Le président des vins de Pays d’Oc, Jacques Gravegeal, devant le bâtiment en construction : 1 300 m2 à la dimension des 6 millions d’hectolitres de vins de Pays d’Oc.
Le mois dernier, le plan de filière Occitanie était présenté à Montpellier en conseil de bassin par Jacques Gravegeal, en tant que président d’InterSud (CIVL, CIVR et Inter Oc) ; il l’avait été la veille à Toulouse. “L’idée essentielle est d’inverser la tendance, pour un partage équitable de la valeur ajoutée”, explique le président des vins de Pays d’Oc. Toutes les forces vives de la région ont été appelées à se rassembler autour de la table, pour “agglomérer compétences et savoir”. Ce plan de filière avait été demandé par le président de la République, lors de son discours de Rungis, à la suite des Etats généraux de l’alimentation. Il a été élaboré sous l’égide du Cniv (qui rassemble les interprofessions AOP et IGP de France) et de FranceAgriMer, dont le conseil spécialisé vin est présidé par Jérôme Despey. L’un des points clés : répondre aux attentes des consommateurs, tout en favorisant la création de valeur. Du sociétal, de l’environnemental, qui ne seraient rien sans l’économique. En Occitanie, le préfet de région de l’époque, Pascal Mailhos, commandite à Jacques Gravegeal, pour l’ex-Languedoc-Roussillon, et Michel Defrancès, pour l’ex-Midi-Pyrénées, une déclinaison régionale. Ils souhaitent associer les métiers : Vignerons indépendants et Coop de France ; ainsi que la Chambre régionale d’agriculture, pour la partie R&D.
VCI et régulation
Quelles sont les grandes lignes de ce plan ? La première : la contractualisation. “C’est un élément clé de confiance entre l’amont et l’aval. 200 000 ha ont été perdus dans la région : ils se traduisent par une restriction sur les AOP, masquée par la progression sur les vins de Pays d’Oc.” Autosatisfaction pour la dénomination régionale, “mais cela ne suffit pas”. Le vignoble doit reconquérir des territoires, et “la volonté de l’aval de s’engager dans ce plan de filière montre qu’ils y croient”. Avec une durée minimale triennale, la contractualisation permettra des investissements au vignoble, en vinification, pour pérenniser des parts de marché. “Un engagement gagnant/gagnant amont/aval. L’essentiel pour la profession est que les aléas climatiques ne dictent plus la régulation du marché, par une perte de potentiel de production, qui se traduit par une perte de marché.”

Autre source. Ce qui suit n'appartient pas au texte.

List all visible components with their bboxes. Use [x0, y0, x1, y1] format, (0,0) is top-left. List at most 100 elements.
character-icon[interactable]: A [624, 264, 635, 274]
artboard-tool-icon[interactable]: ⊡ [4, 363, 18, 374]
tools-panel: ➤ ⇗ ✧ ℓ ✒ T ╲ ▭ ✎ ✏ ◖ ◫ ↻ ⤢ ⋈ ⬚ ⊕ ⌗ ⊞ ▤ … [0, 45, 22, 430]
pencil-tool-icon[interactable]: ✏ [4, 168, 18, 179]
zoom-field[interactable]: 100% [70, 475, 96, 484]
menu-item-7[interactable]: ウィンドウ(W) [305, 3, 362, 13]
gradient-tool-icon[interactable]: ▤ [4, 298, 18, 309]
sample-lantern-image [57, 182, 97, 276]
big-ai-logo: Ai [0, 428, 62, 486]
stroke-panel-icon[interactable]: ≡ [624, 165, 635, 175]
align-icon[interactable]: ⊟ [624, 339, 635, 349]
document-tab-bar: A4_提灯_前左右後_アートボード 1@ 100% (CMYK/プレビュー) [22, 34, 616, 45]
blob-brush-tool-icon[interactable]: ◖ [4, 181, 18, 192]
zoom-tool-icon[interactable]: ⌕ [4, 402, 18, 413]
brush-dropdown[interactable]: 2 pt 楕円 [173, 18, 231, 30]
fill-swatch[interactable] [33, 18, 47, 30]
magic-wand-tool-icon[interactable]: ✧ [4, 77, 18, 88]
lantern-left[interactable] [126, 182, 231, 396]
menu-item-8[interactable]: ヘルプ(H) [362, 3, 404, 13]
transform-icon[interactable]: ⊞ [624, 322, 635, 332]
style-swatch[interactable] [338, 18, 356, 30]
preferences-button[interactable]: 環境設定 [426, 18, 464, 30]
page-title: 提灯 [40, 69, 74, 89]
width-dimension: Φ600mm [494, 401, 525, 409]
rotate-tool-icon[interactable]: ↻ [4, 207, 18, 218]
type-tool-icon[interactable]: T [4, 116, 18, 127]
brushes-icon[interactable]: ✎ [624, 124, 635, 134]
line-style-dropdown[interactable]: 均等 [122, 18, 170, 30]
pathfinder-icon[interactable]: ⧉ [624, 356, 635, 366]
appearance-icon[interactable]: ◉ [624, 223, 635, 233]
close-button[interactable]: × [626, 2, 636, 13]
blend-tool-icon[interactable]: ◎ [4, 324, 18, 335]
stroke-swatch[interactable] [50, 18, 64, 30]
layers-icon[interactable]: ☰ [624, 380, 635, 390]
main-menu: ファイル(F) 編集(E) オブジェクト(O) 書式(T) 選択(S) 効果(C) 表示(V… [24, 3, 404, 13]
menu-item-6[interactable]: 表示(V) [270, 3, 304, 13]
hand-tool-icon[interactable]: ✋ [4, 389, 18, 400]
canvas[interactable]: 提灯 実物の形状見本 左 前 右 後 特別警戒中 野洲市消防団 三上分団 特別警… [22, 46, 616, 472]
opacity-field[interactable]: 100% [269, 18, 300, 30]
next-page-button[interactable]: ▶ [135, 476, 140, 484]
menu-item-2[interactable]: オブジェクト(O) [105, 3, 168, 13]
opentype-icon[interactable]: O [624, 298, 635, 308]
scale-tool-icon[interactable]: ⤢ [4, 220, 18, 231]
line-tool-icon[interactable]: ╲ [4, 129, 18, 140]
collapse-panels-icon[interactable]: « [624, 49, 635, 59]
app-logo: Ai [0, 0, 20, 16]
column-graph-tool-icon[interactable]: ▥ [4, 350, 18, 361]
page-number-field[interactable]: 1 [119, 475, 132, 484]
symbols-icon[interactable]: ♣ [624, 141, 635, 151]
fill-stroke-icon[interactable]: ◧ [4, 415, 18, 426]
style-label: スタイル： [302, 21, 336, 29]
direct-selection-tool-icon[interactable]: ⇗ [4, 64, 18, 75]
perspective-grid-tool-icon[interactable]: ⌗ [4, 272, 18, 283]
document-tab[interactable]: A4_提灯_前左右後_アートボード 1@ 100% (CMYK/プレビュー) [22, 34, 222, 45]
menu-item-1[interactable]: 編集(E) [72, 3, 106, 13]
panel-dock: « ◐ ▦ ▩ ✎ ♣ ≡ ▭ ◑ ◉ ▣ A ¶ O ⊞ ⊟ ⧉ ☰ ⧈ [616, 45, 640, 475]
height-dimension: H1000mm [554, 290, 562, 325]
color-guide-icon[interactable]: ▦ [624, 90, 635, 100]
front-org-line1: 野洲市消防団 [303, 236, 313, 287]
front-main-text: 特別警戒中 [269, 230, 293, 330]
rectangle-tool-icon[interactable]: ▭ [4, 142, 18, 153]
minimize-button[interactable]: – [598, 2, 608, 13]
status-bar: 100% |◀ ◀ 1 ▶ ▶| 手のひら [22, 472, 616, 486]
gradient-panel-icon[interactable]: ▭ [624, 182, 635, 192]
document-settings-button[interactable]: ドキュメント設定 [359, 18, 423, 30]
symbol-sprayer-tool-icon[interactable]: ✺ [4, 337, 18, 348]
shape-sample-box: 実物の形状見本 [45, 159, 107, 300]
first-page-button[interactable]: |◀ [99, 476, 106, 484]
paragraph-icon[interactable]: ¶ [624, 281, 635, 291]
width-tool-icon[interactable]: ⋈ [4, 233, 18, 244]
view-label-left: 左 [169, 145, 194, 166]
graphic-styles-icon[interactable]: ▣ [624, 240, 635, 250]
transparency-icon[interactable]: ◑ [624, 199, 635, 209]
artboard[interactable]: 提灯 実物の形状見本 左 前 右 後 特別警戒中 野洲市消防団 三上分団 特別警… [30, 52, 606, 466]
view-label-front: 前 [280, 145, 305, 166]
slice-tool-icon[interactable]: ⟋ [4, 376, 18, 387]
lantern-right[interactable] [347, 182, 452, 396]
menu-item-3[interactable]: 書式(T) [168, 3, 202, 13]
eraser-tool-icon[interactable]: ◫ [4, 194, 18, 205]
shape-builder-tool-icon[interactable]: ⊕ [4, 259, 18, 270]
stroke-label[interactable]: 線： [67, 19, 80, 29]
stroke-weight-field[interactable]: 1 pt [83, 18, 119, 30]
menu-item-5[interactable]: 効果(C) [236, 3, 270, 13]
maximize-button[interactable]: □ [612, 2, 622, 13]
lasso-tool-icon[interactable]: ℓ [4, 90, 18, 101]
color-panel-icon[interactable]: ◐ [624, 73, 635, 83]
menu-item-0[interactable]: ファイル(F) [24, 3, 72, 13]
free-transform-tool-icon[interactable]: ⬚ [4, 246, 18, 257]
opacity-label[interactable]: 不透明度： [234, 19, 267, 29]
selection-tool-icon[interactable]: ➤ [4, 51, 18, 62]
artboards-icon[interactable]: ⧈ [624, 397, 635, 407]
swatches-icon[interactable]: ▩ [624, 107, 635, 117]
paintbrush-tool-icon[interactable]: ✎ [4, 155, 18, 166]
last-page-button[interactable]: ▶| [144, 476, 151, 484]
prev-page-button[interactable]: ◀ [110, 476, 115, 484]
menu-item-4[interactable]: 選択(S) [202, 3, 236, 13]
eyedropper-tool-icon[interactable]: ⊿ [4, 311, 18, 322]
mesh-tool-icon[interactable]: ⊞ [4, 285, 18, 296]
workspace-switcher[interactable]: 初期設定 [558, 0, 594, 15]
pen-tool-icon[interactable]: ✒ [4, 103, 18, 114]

Tirer les conclusions de 2017
2017 a été marquée “par une chute de la production colossale”. C’est la première fois que les sorties de chais dépassent la récolte, de 400 000 hl. “Nous avons dû déstocker. Heureusement que nous avions mis en place, il y a deux ans, le mécanisme de la VCI (ndlr : volume complémentaire individuel). Sans elle, la situation aurait pu être explosive. Et nous sommes bien placés pour le savoir : le gel de 1991 en Val de Loire nous a permis de récupérer une partie de leurs marchés, que nous avons conservée. Ces outils de régulation sont essentiels pour asseoir notre position commerciale, et maintenir la stabilité économique des exploitations, en cas de pertes de récolte.”
Pour répondre aux attentes du marché, les vins de Pays d’Oc se soucient également du renouvellement des générations, et ont voté, il y a deux ans, une ligne budgétaire de 1 000 euros/ha, qui vient s’ajouter - pour ceux qui s’engagent en vins de pays d’Oc - à l’aide pour les nouvelles plantations de la région Occitanie de 7 000 euros. Ce fonds est levé grâce à une cotisation supplémentaire de 0,04 euros/hl, soit un potentiel de 240 000 euros “que nous avons dédié à l’installation et l’innovation”.
Pour défendre leurs positions sur le marché, les vins de Pays d’Oc se mobilisent également contre les détournements de notoriété ; notamment face à ces vins aux apparences de Pays d’Oc vendus en GD, et qui se révèlent sous l’étiquette produits en Espagne. “Nous sommes mobilisés. La DGCCRF a fait son travail et relevé les infractions.” C’est au niveau du parquet que les dossiers s’enliseraient... ; mis à part un seul, instruit dans le Gard, suite à la mobilisation active du Syndicat des vignerons gardois.